In relativity we usually don't use the concept of force, preferring to deal with momentum instead. Momentum is conserved in relativity, just like it is in Newtonian mechanics.

Brian Bi
  • 6,491
  • 27
  • 62
  • Postulate versus derivation does not distinguish Newtonian mechanics and relativity at all. Noether's theorem allows you to derive conservation of momentum from translational symmetry just as well in Newtonian mechanics as in relativity. In either theory, you can start out by postulating symmetries or postulating conservation laws. – Keshav Srinivasan Feb 26 '14 at 03:16
  • @KeshavSrinivasan I agree. – Brian Bi Feb 26 '14 at 03:17
  • @BrianBi I think your answer might be exaggerating the power of symmetry in relativity. One needs to specify an action to which one can apply Noether's theorem, and that requires extra physical input, namely some information about the interactions involved. I don't see how one get's conservation of momentum for free simply from knowing that whatever interactions one uses, they must be Poincare-invariant. In other words, conservation of momentum is not somehow contained in the principle of relativity alone. – joshphysics Feb 26 '14 at 03:37
  • @joshphysics All right, I get that, but I'll edit the answer to make it less confusing. – Brian Bi Feb 26 '14 at 03:41
  • 1
    @joshphysics, what you mean you don't see how you get conservation of momentum if you stipulate that all interactions are Poincare-invariant? Poincare-invariant implies translation-invariant implies momentum conservation. –  Feb 26 '14 at 03:53
  • 1
    @dgh I think he's trying to say that, while you know there is some conserved quantity that arises from translational invariance, you won't be able to compute that quantity in terms of observables until you've written down the action. – Brian Bi Feb 26 '14 at 03:55
  • @BrianBi That's precisely what I mean. – joshphysics Feb 26 '14 at 03:59
  • @BrianBi Well, Landau and Lifshitz are able to prove from first principles that the Lagrangian of a free particle in classical mechanics has to be proportional to the square of the velocity, and they're able to use that to show that the conserved quantity that arises from translational invariance must be proportional to the velocity. Can't you do a similar derivation in the relativistic case? – Keshav Srinivasan Feb 26 '14 at 04:01
  • @KeshavSrinivasan That's still the free particle. The statement of momentum conservation we'd like to make presumably refers to complicated interactions (i.e. electromagnetic), in which case you need some more physical data. – joshphysics Feb 26 '14 at 04:09
  • @joshphysics Can't we simply say that there is this conserved quantity (namely, $\frac{\partial\mathcal{L}}{\partial (\partial_\mu{q})}$--and stating this shouldn't require an explicit expression for the Lagrangian. Knowing that $\mathcal{L}$ is translationally invariant should suffice, right?) arising out of the translational invariance and that is what we would like to name momentum? Isn't it what we do anyway? –  Oct 22 '18 at 15:31
0

Newton's first law (really Galileo's law of inertia):

This works as well in Special Relativity as it does for Newton. If an object has a constant relative speed near the speed of light and no force acts on it, it keeps moving at a constant relative speed. Check. Can't go faster than light, though.

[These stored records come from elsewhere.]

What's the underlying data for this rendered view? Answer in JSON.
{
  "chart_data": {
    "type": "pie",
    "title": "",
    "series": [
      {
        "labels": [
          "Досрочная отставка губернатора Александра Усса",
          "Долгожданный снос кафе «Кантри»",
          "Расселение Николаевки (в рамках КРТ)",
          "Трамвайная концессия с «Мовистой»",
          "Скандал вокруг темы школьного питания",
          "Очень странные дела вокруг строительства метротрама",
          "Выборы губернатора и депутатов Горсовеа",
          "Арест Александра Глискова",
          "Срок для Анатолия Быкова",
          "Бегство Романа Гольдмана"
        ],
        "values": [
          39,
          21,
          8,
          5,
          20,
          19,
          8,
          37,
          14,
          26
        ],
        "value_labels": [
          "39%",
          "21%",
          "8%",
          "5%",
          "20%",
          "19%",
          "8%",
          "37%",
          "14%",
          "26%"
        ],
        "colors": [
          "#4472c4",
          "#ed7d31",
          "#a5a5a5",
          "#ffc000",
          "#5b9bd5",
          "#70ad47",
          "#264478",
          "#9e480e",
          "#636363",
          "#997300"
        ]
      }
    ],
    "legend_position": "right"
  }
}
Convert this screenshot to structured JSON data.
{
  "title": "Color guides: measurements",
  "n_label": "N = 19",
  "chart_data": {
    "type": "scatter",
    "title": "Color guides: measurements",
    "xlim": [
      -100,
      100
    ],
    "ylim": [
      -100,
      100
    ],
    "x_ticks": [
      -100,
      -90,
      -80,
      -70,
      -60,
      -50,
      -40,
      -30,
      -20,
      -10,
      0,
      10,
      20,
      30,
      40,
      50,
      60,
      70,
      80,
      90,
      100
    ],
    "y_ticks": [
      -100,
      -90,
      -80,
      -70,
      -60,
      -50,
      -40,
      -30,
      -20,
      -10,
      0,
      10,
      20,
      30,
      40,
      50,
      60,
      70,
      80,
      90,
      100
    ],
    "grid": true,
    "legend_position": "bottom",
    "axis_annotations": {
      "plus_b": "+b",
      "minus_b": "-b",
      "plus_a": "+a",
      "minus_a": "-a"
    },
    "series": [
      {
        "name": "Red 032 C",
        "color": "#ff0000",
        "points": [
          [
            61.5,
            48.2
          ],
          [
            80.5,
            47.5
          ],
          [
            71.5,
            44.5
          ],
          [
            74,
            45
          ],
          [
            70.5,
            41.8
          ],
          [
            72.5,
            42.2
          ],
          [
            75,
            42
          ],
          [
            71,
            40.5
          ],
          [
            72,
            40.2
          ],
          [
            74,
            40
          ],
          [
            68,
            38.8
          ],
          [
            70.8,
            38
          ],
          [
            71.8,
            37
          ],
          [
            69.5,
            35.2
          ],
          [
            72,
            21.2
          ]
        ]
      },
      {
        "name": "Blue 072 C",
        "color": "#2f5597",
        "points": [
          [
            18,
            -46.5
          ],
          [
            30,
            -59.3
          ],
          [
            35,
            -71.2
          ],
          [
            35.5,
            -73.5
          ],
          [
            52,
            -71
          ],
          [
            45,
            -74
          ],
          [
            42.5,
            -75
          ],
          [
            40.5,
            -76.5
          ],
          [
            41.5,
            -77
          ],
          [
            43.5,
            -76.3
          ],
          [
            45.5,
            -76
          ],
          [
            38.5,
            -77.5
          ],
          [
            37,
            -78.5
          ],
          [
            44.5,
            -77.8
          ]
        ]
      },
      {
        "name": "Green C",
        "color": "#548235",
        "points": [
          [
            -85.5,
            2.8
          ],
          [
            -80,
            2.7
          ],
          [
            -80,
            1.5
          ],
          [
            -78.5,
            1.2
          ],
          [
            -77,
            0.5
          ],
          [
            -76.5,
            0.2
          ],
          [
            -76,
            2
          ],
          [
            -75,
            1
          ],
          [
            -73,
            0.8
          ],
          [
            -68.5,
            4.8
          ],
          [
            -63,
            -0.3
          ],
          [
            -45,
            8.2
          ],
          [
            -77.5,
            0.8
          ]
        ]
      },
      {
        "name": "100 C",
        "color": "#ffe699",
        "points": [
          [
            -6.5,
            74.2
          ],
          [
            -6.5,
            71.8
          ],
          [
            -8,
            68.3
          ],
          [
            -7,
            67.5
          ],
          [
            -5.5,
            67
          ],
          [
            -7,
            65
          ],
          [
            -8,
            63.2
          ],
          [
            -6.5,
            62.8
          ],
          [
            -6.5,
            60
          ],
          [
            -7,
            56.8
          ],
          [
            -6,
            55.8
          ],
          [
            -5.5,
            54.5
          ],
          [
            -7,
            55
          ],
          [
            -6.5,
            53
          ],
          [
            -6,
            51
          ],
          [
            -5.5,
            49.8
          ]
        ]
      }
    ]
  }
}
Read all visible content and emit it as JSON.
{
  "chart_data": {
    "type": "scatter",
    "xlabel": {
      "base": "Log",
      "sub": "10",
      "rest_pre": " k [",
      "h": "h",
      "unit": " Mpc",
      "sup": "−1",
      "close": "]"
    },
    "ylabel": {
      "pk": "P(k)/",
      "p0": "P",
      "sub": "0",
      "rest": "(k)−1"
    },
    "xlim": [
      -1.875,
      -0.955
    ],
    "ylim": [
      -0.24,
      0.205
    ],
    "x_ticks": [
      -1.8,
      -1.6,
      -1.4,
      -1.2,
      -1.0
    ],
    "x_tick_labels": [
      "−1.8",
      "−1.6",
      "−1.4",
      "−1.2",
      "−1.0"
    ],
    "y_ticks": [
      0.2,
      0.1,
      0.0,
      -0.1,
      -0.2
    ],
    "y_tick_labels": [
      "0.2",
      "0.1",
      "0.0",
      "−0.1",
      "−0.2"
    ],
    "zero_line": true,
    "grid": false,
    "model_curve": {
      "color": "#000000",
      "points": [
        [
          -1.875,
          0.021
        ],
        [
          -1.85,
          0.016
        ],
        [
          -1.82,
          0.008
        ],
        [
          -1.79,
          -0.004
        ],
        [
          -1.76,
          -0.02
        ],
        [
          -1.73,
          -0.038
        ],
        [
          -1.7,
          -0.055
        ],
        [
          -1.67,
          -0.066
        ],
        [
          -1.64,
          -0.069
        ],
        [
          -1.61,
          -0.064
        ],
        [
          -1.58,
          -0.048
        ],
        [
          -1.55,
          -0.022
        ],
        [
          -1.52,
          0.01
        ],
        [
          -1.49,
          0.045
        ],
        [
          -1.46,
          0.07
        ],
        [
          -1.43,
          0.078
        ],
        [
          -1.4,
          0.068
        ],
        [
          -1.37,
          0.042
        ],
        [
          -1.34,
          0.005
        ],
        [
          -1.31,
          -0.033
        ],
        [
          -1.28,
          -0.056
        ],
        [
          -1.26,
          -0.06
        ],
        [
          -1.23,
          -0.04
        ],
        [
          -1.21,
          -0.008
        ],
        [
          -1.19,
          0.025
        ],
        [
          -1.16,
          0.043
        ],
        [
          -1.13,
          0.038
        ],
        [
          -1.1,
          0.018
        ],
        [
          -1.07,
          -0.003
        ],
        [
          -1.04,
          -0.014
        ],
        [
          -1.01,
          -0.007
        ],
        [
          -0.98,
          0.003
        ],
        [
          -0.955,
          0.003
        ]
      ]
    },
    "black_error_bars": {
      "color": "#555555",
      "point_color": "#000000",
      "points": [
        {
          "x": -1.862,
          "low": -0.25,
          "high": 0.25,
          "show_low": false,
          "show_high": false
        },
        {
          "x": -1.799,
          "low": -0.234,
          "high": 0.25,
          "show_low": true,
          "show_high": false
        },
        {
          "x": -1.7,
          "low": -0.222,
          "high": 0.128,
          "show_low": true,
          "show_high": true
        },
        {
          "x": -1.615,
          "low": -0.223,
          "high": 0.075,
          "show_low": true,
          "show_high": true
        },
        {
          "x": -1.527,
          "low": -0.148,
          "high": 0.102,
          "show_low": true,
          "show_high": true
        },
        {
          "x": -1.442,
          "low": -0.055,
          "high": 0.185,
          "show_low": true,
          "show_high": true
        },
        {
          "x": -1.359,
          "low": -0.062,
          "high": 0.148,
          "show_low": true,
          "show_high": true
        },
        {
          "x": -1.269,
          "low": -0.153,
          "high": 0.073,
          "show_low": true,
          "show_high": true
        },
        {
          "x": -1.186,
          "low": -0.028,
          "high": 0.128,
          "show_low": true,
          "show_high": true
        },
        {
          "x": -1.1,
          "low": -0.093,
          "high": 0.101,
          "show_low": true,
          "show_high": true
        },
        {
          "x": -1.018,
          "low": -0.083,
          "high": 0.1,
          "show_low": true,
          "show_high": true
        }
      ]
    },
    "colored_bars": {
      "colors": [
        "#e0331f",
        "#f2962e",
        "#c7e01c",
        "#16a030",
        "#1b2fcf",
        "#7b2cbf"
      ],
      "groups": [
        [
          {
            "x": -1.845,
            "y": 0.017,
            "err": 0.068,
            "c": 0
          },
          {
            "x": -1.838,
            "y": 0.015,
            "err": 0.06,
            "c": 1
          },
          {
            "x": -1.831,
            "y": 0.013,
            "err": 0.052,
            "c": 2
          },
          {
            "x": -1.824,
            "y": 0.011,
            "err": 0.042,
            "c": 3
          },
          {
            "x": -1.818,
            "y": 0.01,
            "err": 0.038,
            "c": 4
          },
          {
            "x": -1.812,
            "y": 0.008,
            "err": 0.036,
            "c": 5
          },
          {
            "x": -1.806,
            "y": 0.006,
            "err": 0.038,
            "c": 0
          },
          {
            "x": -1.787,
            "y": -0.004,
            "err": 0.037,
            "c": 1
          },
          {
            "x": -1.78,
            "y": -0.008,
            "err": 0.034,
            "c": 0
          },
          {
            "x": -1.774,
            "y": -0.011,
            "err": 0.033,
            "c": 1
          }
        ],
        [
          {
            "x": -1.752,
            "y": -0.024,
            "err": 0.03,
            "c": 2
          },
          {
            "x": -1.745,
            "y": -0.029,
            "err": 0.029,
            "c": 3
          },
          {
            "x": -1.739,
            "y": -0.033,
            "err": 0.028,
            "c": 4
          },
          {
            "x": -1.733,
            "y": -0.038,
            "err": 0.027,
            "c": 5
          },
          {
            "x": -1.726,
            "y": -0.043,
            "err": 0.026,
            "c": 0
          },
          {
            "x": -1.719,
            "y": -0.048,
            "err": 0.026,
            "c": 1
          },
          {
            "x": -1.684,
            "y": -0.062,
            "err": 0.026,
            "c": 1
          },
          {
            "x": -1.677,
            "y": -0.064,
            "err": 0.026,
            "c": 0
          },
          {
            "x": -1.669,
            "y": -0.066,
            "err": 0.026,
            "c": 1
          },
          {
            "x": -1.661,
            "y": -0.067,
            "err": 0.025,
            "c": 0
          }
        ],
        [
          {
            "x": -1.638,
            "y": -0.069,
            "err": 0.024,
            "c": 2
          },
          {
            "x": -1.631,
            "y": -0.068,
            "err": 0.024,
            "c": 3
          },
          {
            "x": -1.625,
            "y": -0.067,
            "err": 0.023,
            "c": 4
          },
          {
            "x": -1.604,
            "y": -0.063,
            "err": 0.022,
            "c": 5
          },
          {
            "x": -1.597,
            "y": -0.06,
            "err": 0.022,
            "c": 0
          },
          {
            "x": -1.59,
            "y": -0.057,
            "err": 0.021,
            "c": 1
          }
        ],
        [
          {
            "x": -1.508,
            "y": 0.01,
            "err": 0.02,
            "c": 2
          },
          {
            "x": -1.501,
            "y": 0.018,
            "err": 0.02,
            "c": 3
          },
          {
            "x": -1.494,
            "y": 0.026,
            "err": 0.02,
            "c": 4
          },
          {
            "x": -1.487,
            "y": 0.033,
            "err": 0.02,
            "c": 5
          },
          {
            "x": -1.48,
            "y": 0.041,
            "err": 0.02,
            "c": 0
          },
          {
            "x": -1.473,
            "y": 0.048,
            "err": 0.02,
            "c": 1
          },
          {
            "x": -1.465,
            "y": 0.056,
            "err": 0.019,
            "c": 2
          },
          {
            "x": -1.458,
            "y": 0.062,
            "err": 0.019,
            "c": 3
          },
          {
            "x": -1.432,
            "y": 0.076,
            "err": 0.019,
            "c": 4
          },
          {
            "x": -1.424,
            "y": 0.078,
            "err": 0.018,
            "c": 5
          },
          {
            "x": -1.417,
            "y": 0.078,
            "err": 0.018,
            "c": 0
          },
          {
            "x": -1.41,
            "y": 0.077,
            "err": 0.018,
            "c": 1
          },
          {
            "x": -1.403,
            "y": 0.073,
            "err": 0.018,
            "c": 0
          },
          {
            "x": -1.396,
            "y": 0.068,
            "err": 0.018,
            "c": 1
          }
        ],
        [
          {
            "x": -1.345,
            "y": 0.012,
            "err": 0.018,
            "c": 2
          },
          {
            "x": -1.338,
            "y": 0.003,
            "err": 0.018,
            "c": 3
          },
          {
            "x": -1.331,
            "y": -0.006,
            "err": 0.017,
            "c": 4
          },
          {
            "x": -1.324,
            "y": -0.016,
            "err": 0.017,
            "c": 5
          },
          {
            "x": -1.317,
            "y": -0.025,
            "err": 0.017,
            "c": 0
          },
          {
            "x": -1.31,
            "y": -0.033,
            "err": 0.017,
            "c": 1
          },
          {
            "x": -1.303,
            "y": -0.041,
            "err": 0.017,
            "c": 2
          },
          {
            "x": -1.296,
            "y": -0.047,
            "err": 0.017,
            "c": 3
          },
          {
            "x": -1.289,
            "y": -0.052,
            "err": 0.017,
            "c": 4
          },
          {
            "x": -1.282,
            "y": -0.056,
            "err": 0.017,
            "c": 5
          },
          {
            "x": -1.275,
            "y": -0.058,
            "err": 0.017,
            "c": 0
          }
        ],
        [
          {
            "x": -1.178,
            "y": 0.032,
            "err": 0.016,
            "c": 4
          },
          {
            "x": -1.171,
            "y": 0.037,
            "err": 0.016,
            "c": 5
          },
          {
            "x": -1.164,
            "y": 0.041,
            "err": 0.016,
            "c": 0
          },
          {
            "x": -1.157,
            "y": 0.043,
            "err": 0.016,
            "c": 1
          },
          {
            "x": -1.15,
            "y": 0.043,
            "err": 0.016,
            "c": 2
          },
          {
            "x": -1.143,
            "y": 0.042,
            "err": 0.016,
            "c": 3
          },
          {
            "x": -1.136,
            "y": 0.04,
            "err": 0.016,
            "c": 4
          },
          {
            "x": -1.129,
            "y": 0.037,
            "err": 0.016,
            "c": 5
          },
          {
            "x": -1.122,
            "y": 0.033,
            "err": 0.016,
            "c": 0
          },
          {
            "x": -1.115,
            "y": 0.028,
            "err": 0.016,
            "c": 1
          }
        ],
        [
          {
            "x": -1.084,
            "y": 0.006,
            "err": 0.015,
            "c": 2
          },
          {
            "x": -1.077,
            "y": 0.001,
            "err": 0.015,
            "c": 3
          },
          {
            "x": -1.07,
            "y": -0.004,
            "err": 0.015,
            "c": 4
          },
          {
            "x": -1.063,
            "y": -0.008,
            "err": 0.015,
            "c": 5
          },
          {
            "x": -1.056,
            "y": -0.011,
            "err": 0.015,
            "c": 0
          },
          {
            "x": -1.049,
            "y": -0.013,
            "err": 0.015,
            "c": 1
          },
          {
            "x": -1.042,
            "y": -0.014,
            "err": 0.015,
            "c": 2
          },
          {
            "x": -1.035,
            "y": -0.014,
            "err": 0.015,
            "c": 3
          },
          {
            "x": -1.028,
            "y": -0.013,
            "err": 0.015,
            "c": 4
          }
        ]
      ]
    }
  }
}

Newton's second law: F=ma Acceleration depends on time, and time is relative to the state of motion of the observer. For someone doing physics in an inertial reference frame, of course F=ma still works like it always did, at low speeds at least. Trying to push something from rest to relativistic speeds is a whole different story. It appears to get more massive (and harder to accelerate). And the speed of light is still the top speed limit.

Newton's third law: Action - Reaction (force pairs) Works until you are applying force to something already moving near the speed of light. Energy still gets pumped in, but it doesn't move much faster, and can't exceed the speed of light under any circumstances.